Throwing collaboration into the already busy mix may well slow things down and brings complexity. But from 25 years of experience of this at ENN I can say, it is so worth it. A great example is the update of the MAMI Care Pathway Package that we completed in 2021. We originally planned to update it in six months. It took 16 months. Why? We engaged nutritionists, neonatologists, and specialists across nutrition, early childhood development, maternal mental health and child health in the process. Committed individuals somehow found the time to review, suggest and appraise content to generate a completely revamped version 3. What resulted was so much stronger, not only in terms of relevance and content, but also shared ownership and buy-in. This was only possible for us to do through the strong relationships with individuals we had nurtured though our networking over the years, and through flexible, intelligent funding from Irish Aid and the Eleanor Crook Foundation who saw the value of collaboration, trusted us, and invested in a process whose value is way beyond what can be measured in monetary terms. I’m happy to say, the Bill and Melinda Gates Foundation is now supporting our network in a similar vein.
We know what to do but do we know how to do it?
The Lancet Series has clearly identified what to do and why to prevent SVNs. They’ve rubber stamped the case on ‘what’ we need to do. But at the Cape Town launch I did sense an air of disappointment that there was nothing new in the package of interventions proposed for scale. I’m worried this will prompt a hunt for that elusive magic bullet missing from our repertoire. Rather, we need to turn our attention to the ‘how’. “We know what to do but we don’t know how to do it” has been a refrain for many years now. We need to take that particular “bull by the horns”, embrace the complexity of real life and invest in implementation capacity and research. Why do interventions work or not, how, for whom and in which contexts? How do we lessen the load of overburdened systems of health? Otherwise, we will be still scratching our heads in 2030 when we have failed to come even close to SDG targets.
Recognising this longstanding evidence gap, BMJ Global Health is now encouraging submission of implementation science articles as a sign of their commitment to the 2016 Ottawa Statement to achieve “more and better implementation research”. Perhaps The Lancet would consider joining this movement to help bring rigour and attention and catalyse investment in research to this underappreciated wing of evidence generation? This would be a great dimension to feature in the future Lancet Series planned on the management of the sick and vulnerable newborns. Given our efforts on this front, we would love to contribute by tapping into the rich body of implementation evidence on the ‘how’, accumulating through the MAMI Global Network.

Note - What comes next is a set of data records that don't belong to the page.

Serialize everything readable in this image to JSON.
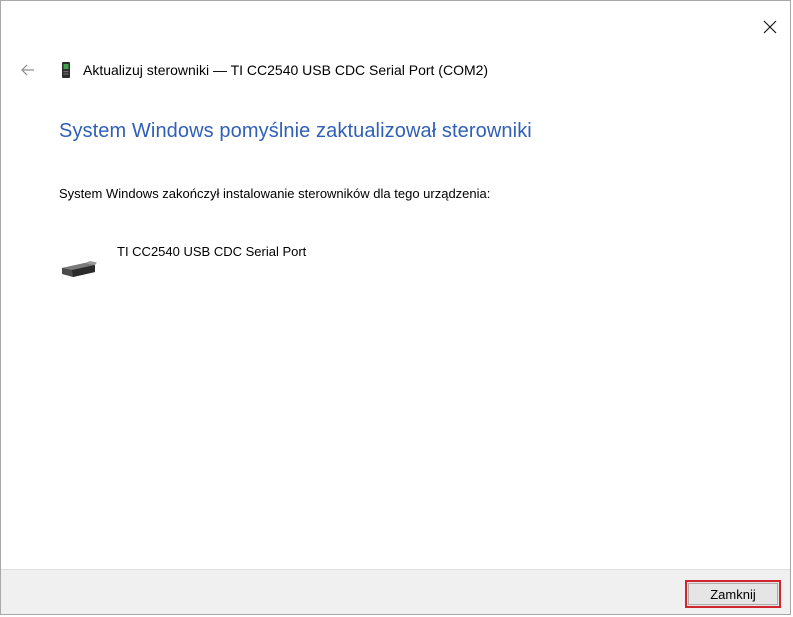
{
  "window": {
    "title": "Aktualizuj sterowniki — TI CC2540 USB CDC Serial Port (COM2)",
    "close_icon": "close-icon",
    "back_icon": "back-arrow-icon",
    "device_icon": "device-icon"
  },
  "content": {
    "heading": "System Windows pomyślnie zaktualizował sterowniki",
    "subtext": "System Windows zakończył instalowanie sterowników dla tego urządzenia:",
    "device_name": "TI CC2540 USB CDC Serial Port",
    "device_icon": "usb-device-icon"
  },
  "footer": {
    "close_button_label": "Zamknij"
  },
  "colors": {
    "heading": "#2f5fb8",
    "highlight_border": "#d0272f",
    "footer_bg": "#f0f0f0"
  }
}
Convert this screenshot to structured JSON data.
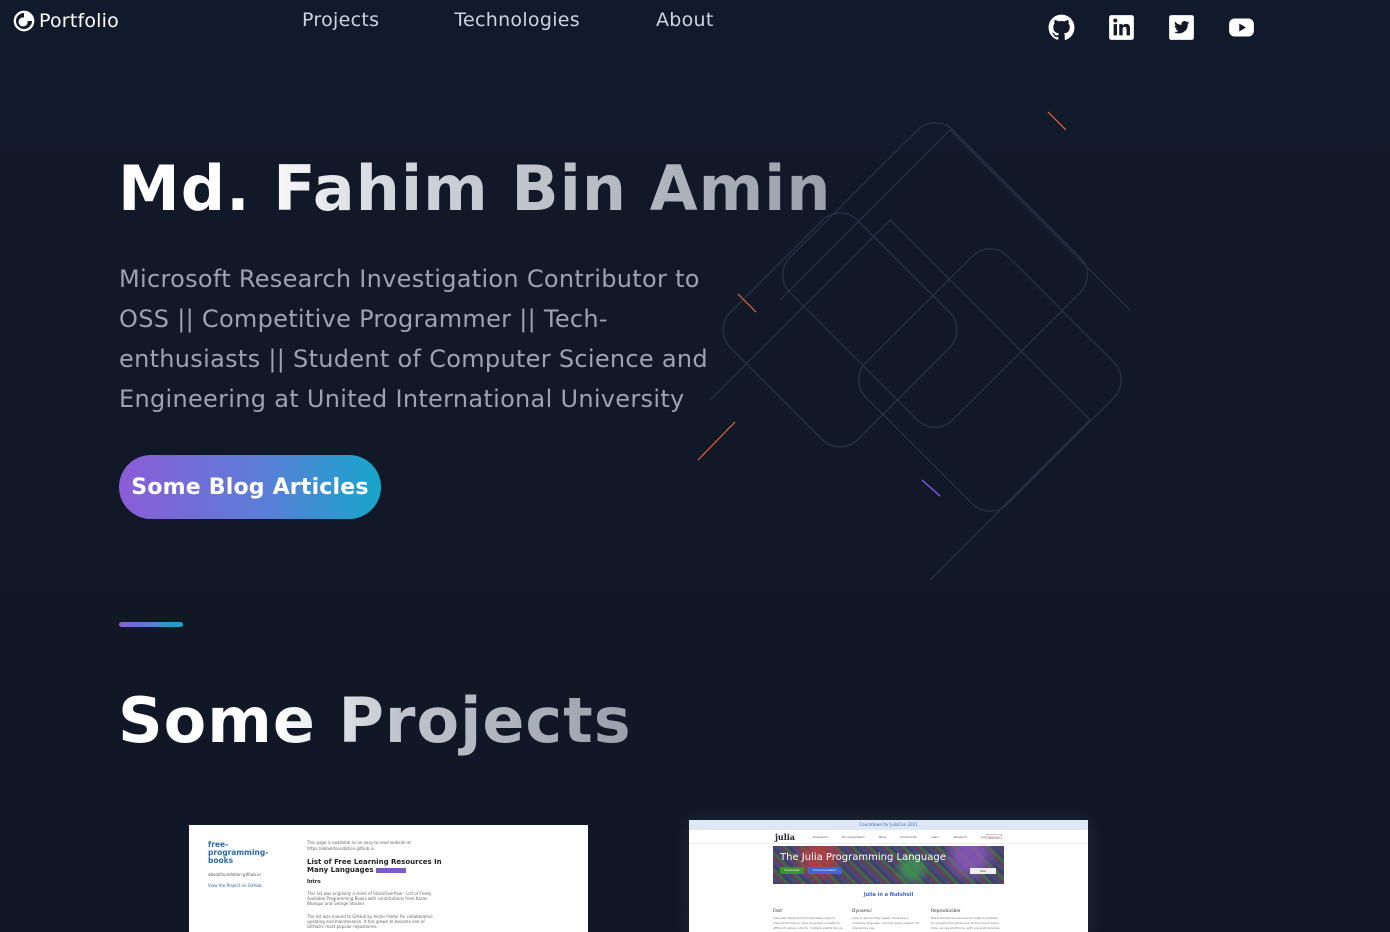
{
  "nav": {
    "brand": "Portfolio",
    "links": [
      "Projects",
      "Technologies",
      "About"
    ],
    "socials": [
      "github-icon",
      "linkedin-icon",
      "twitter-icon",
      "youtube-icon"
    ]
  },
  "hero": {
    "title": "Md. Fahim Bin Amin",
    "subtitle": "Microsoft Research Investigation Contributor to OSS || Competitive Programmer || Tech-enthusiasts || Student of Computer Science and Engineering at United International University",
    "cta_label": "Some Blog Articles"
  },
  "projects": {
    "section_title": "Some Projects",
    "card1": {
      "repo_title": "free-programming-books",
      "user_line": "ebookfoundation.github.io",
      "view_link": "View the Project on GitHub",
      "note": "This page is available as an easy-to-read website at https://ebookfoundation.github.io",
      "heading": "List of Free Learning Resources In Many Languages",
      "intro": "Intro",
      "para1": "This list was originally a clone of StackOverflow - List of Freely Available Programming Books with contributions from Karan Bhangui and George Stocker.",
      "para2": "The list was moved to GitHub by Victor Felder for collaborative updating and maintenance. It has grown to become one of GitHub's most popular repositories."
    },
    "card2": {
      "banner": "Countdown for JuliaCon 2021",
      "logo": "julia",
      "menu": [
        "Download",
        "Documentation",
        "Blog",
        "Community",
        "Learn",
        "Research",
        "Jsoc"
      ],
      "sponsor": "Sponsor",
      "hero_title": "The Julia Programming Language",
      "download": "Download",
      "docs": "Documentation",
      "star": "Star",
      "nutshell": "Julia in a Nutshell",
      "cols": [
        {
          "h": "Fast",
          "t": "Julia was designed from the beginning for high performance. Julia programs compile to efficient native code for multiple platforms via LLVM."
        },
        {
          "h": "Dynamic",
          "t": "Julia is dynamically typed, feels like a scripting language, and has good support for interactive use."
        },
        {
          "h": "Reproducible",
          "t": "Reproducible environments make it possible to recreate the same Julia environment every time, across platforms, with pre-built binaries."
        }
      ]
    }
  },
  "colors": {
    "background": "#111827",
    "gradient_start": "#8b5cd6",
    "gradient_end": "#16a6c9",
    "subtitle": "#9ca3af"
  }
}
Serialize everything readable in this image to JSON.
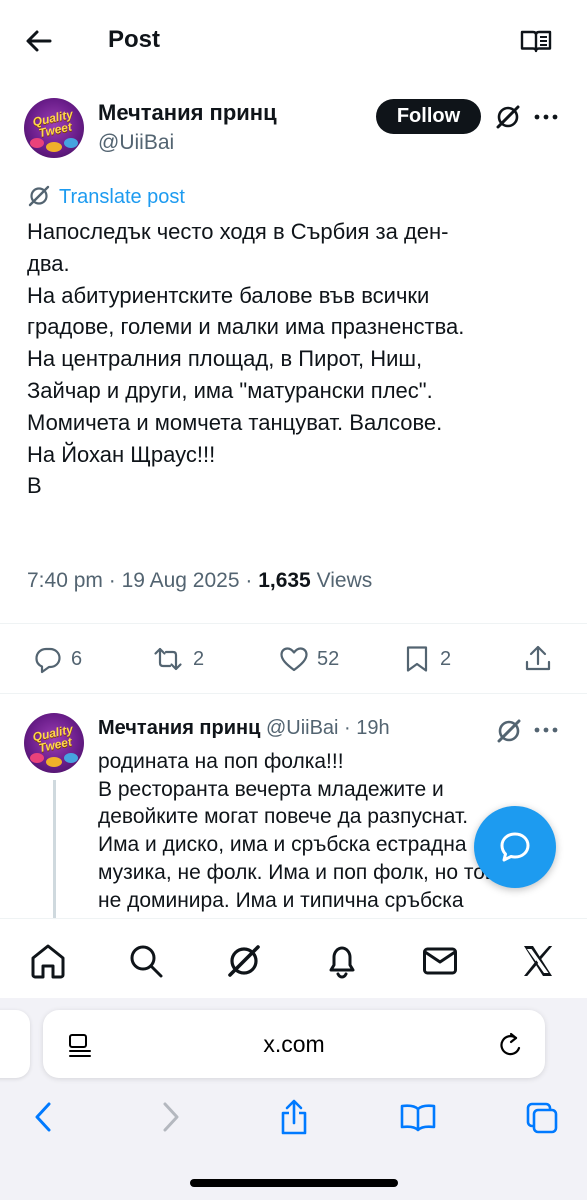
{
  "header": {
    "title": "Post",
    "back_icon": "arrow-left-icon",
    "reader_icon": "reader-mode-icon"
  },
  "author": {
    "avatar_text": "Quality Tweet",
    "name": "Мечтания принц",
    "handle": "@UiiBai",
    "follow_label": "Follow"
  },
  "translate_label": "Translate post",
  "post": {
    "lines": [
      "Напоследък често ходя в Сърбия за ден-",
      "два.",
      "На абитуриентските балове във всички",
      "градове, големи и малки има празненства.",
      "На централния площад, в Пирот, Ниш,",
      "Зайчар и други, има \"матурански плес\".",
      "Момичета и момчета танцуват. Валсове.",
      "На Йохан Щраус!!!",
      "В"
    ],
    "time": "7:40 pm",
    "date": "19 Aug 2025",
    "views_count": "1,635",
    "views_label": "Views"
  },
  "actions": {
    "replies": "6",
    "reposts": "2",
    "likes": "52",
    "bookmarks": "2"
  },
  "reply": {
    "name": "Мечтания принц",
    "handle": "@UiiBai",
    "time": "19h",
    "lines": [
      "родината на поп фолка!!!",
      "В ресторанта вечерта младежите и",
      "девойките могат повече да разпуснат.",
      "Има и диско, има и сръбска естрадна",
      "музика, не фолк. Има и поп фолк, но това",
      "не доминира. Има и типична сръбска"
    ]
  },
  "tabbar": [
    "home-icon",
    "search-icon",
    "grok-icon",
    "notifications-icon",
    "messages-icon",
    "x-logo-icon"
  ],
  "browser": {
    "url": "x.com"
  },
  "colors": {
    "accent": "#1d9bf0",
    "text": "#0f1419",
    "secondary": "#536471",
    "safari_blue": "#007aff"
  }
}
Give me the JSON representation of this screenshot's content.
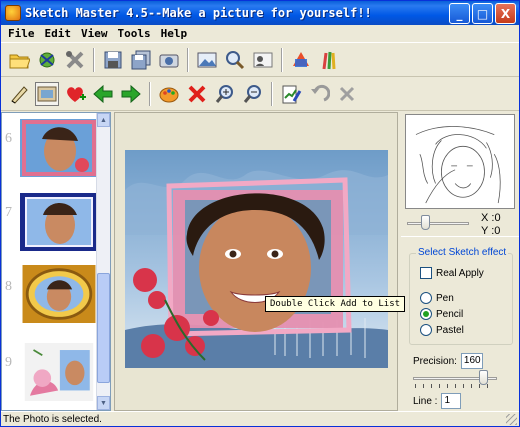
{
  "window": {
    "title": "Sketch Master 4.5--Make a picture for yourself!!",
    "minimize": "_",
    "maximize": "□",
    "close": "X"
  },
  "menu": [
    "File",
    "Edit",
    "View",
    "Tools",
    "Help"
  ],
  "thumbnails": [
    {
      "number": "6"
    },
    {
      "number": "7"
    },
    {
      "number": "8"
    },
    {
      "number": "9"
    }
  ],
  "canvas": {
    "tooltip": "Double Click Add to  List"
  },
  "preview": {
    "x_label": "X :",
    "x_value": "0",
    "y_label": "Y :",
    "y_value": "0"
  },
  "effect": {
    "group_title": "Select Sketch effect",
    "real_apply": "Real Apply",
    "real_apply_checked": false,
    "options": [
      "Pen",
      "Pencil",
      "Pastel"
    ],
    "selected": "Pencil",
    "precision_label": "Precision:",
    "precision_value": "160",
    "line_label": "Line :",
    "line_value": "1"
  },
  "status": {
    "text": "The Photo is selected."
  },
  "colors": {
    "title_bar": "#0058e6",
    "window_bg": "#ece9d8",
    "frame_pink": "#e58fb0",
    "group_title": "#0046d5"
  },
  "icons": {
    "toolbar1": [
      "open-folder-icon",
      "scan-icon",
      "tools-icon",
      "save-icon",
      "save-all-icon",
      "camera-icon",
      "image-icon",
      "zoom-icon",
      "id-card-icon",
      "shapes-icon",
      "brushes-icon"
    ],
    "toolbar2": [
      "pen-icon",
      "photo-icon",
      "add-favorite-icon",
      "back-arrow-icon",
      "forward-arrow-icon",
      "palette-icon",
      "delete-icon",
      "zoom-in-icon",
      "zoom-out-icon",
      "edit-doc-icon",
      "undo-icon",
      "cancel-icon"
    ]
  }
}
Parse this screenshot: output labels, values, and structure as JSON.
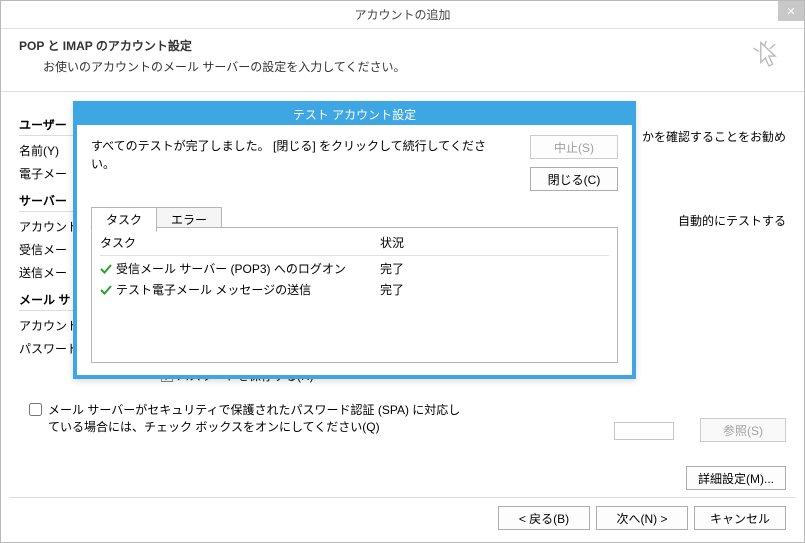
{
  "window": {
    "title": "アカウントの追加",
    "header_title": "POP と IMAP のアカウント設定",
    "header_sub": "お使いのアカウントのメール サーバーの設定を入力してください。"
  },
  "groups": {
    "user": "ユーザー",
    "name": "名前(Y)",
    "email": "電子メー",
    "server": "サーバー",
    "account": "アカウント",
    "incoming": "受信メー",
    "outgoing": "送信メー",
    "mailsec": "メール サ",
    "account2": "アカウント",
    "password": "パスワード"
  },
  "right": {
    "advice": "かを確認することをお勧め",
    "autotest": "自動的にテストする"
  },
  "truncated_check": "パスワードを保存する(R)",
  "spa": {
    "line1": "メール サーバーがセキュリティで保護されたパスワード認証 (SPA) に対応し",
    "line2": "ている場合には、チェック ボックスをオンにしてください(Q)"
  },
  "buttons": {
    "browse": "参照(S)",
    "detail": "詳細設定(M)...",
    "back": "< 戻る(B)",
    "next": "次へ(N) >",
    "cancel": "キャンセル"
  },
  "modal": {
    "title": "テスト アカウント設定",
    "msg": "すべてのテストが完了しました。 [閉じる] をクリックして続行してください。",
    "stop": "中止(S)",
    "close": "閉じる(C)",
    "tabs": {
      "tasks": "タスク",
      "errors": "エラー"
    },
    "headers": {
      "task": "タスク",
      "status": "状況"
    },
    "rows": [
      {
        "task": "受信メール サーバー (POP3) へのログオン",
        "status": "完了"
      },
      {
        "task": "テスト電子メール メッセージの送信",
        "status": "完了"
      }
    ]
  }
}
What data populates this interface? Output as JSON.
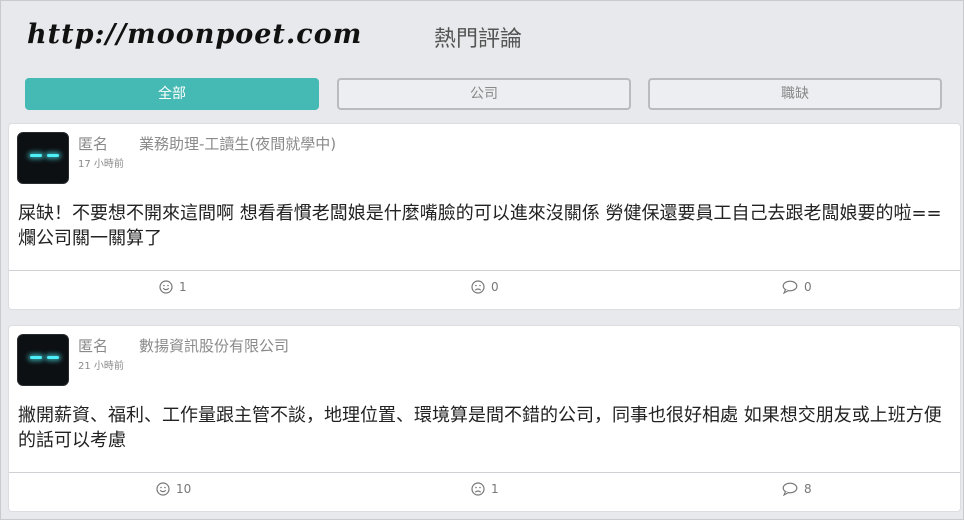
{
  "header": {
    "watermark": "http://moonpoet.com",
    "title": "熱門評論"
  },
  "tabs": [
    {
      "label": "全部",
      "active": true
    },
    {
      "label": "公司",
      "active": false
    },
    {
      "label": "職缺",
      "active": false
    }
  ],
  "colors": {
    "accent": "#45b9b3",
    "avatar_eye": "#4cf0f6"
  },
  "posts": [
    {
      "author": "匿名",
      "position": "業務助理-工讀生(夜間就學中)",
      "time": "17 小時前",
      "content": "屎缺！不要想不開來這間啊 想看看慣老闆娘是什麼嘴臉的可以進來沒關係 勞健保還要員工自己去跟老闆娘要的啦== 爛公司關一關算了",
      "likes": "1",
      "dislikes": "0",
      "comments": "0"
    },
    {
      "author": "匿名",
      "position": "數揚資訊股份有限公司",
      "time": "21 小時前",
      "content": "撇開薪資、福利、工作量跟主管不談，地理位置、環境算是間不錯的公司，同事也很好相處 如果想交朋友或上班方便的話可以考慮",
      "likes": "10",
      "dislikes": "1",
      "comments": "8"
    }
  ]
}
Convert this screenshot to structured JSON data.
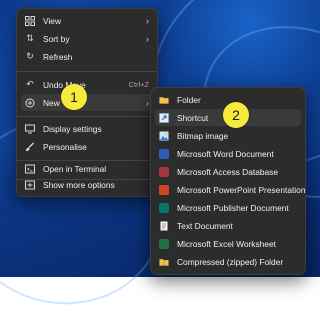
{
  "context_menu": {
    "items": [
      {
        "label": "View",
        "icon": "grid-icon",
        "has_submenu": true
      },
      {
        "label": "Sort by",
        "icon": "sort-icon",
        "has_submenu": true
      },
      {
        "label": "Refresh",
        "icon": "refresh-icon"
      },
      {
        "label": "Undo Move",
        "icon": "undo-icon",
        "shortcut": "Ctrl+Z"
      },
      {
        "label": "New",
        "icon": "new-icon",
        "has_submenu": true
      },
      {
        "label": "Display settings",
        "icon": "display-icon"
      },
      {
        "label": "Personalise",
        "icon": "brush-icon"
      },
      {
        "label": "Open in Terminal",
        "icon": "terminal-icon"
      },
      {
        "label": "Show more options",
        "icon": "more-options-icon"
      }
    ]
  },
  "new_submenu": {
    "items": [
      {
        "label": "Folder",
        "icon": "folder-icon",
        "color": "#f2c14e"
      },
      {
        "label": "Shortcut",
        "icon": "shortcut-icon",
        "color": "#5aa0e6"
      },
      {
        "label": "Bitmap image",
        "icon": "bitmap-icon",
        "color": "#5aa0e6"
      },
      {
        "label": "Microsoft Word Document",
        "icon": "word-icon",
        "color": "#2b5fb4"
      },
      {
        "label": "Microsoft Access Database",
        "icon": "access-icon",
        "color": "#a4373a"
      },
      {
        "label": "Microsoft PowerPoint Presentation",
        "icon": "powerpoint-icon",
        "color": "#d04423"
      },
      {
        "label": "Microsoft Publisher Document",
        "icon": "publisher-icon",
        "color": "#077568"
      },
      {
        "label": "Text Document",
        "icon": "text-doc-icon",
        "color": "#dddddd"
      },
      {
        "label": "Microsoft Excel Worksheet",
        "icon": "excel-icon",
        "color": "#1e7145"
      },
      {
        "label": "Compressed (zipped) Folder",
        "icon": "zip-folder-icon",
        "color": "#f2c14e"
      }
    ]
  },
  "callouts": [
    "1",
    "2"
  ]
}
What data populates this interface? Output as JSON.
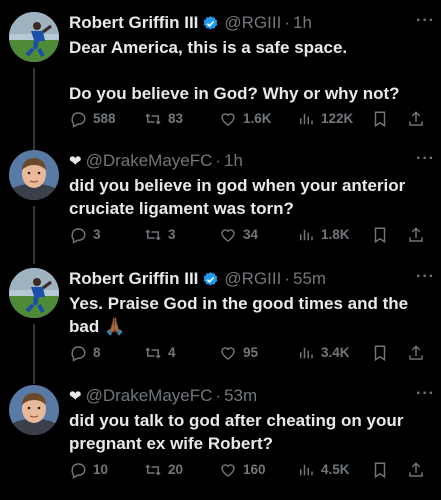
{
  "tweets": [
    {
      "name": "Robert Griffin III",
      "handle": "@RGIII",
      "time": "1h",
      "text": "Dear America, this is a safe space.\n\nDo you believe in God? Why or why not?",
      "replies": "588",
      "retweets": "83",
      "likes": "1.6K",
      "views": "122K",
      "more_icon": "···"
    },
    {
      "prefix_icon": "❤",
      "name": "",
      "handle": "@DrakeMayeFC",
      "time": "1h",
      "text": "did you believe in god when your anterior cruciate ligament was torn?",
      "replies": "3",
      "retweets": "3",
      "likes": "34",
      "views": "1.8K",
      "more_icon": "···"
    },
    {
      "name": "Robert Griffin III",
      "handle": "@RGIII",
      "time": "55m",
      "text": "Yes. Praise God in the good times and the bad 🙏🏾",
      "replies": "8",
      "retweets": "4",
      "likes": "95",
      "views": "3.4K",
      "more_icon": "···"
    },
    {
      "prefix_icon": "❤",
      "name": "",
      "handle": "@DrakeMayeFC",
      "time": "53m",
      "text": "did you talk to god after cheating on your pregnant ex wife Robert?",
      "replies": "10",
      "retweets": "20",
      "likes": "160",
      "views": "4.5K",
      "more_icon": "···"
    }
  ],
  "separator": "·",
  "colors": {
    "background": "#000000",
    "text": "#e7e9ea",
    "muted": "#71767b",
    "verified": "#1d9bf0"
  }
}
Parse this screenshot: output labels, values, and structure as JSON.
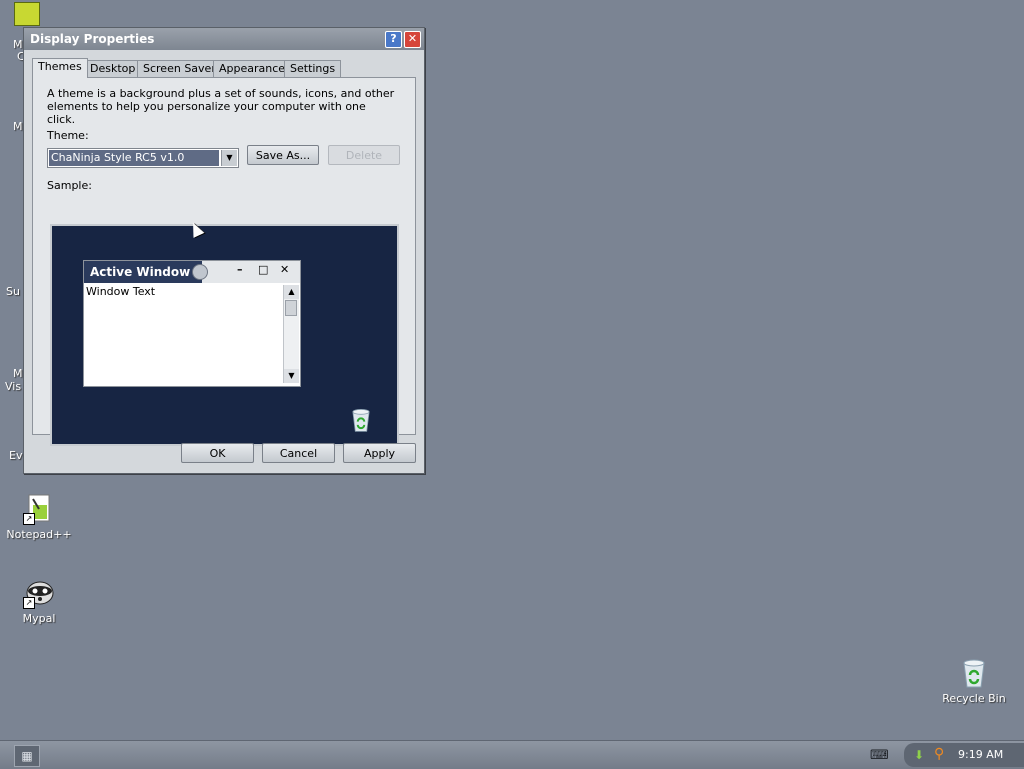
{
  "desktop": {
    "icons": [
      {
        "label": "Notepad++"
      },
      {
        "label": "Mypal"
      },
      {
        "label": "Recycle Bin"
      }
    ],
    "partial_labels": [
      "M",
      "C",
      "M",
      "Su",
      "M",
      "Vis",
      "Ev"
    ]
  },
  "dialog": {
    "title": "Display Properties",
    "help_glyph": "?",
    "close_glyph": "✕",
    "tabs": [
      {
        "label": "Themes",
        "active": true
      },
      {
        "label": "Desktop"
      },
      {
        "label": "Screen Saver"
      },
      {
        "label": "Appearance"
      },
      {
        "label": "Settings"
      }
    ],
    "description": "A theme is a background plus a set of sounds, icons, and other elements to help you personalize your computer with one click.",
    "theme_label": "Theme:",
    "theme_value": "ChaNinja Style RC5 v1.0",
    "save_as_label": "Save As...",
    "delete_label": "Delete",
    "sample_label": "Sample:",
    "sample": {
      "window_title": "Active Window",
      "window_text": "Window Text",
      "min_glyph": "–",
      "max_glyph": "□",
      "close_glyph": "✕"
    },
    "ok_label": "OK",
    "cancel_label": "Cancel",
    "apply_label": "Apply"
  },
  "taskbar": {
    "clock": "9:19 AM"
  },
  "colors": {
    "desktop_bg": "#7b8493",
    "sample_bg": "#172543",
    "titlebar": "#8a929d"
  }
}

We hear your rallying cry loud and clear!
The smallest babies have the quietest voice. The Lancet SVN series has raised the volume, generated clamour and is make noise on their behalf. We hear you, we’re acting, and we are keen to join forces in whatever shape or form collaborators may come in.
Forewarned is pre-armed; we will come knocking on various doors. Please let us in! The favour is returned; our door is always open. Come in and pull up a chair.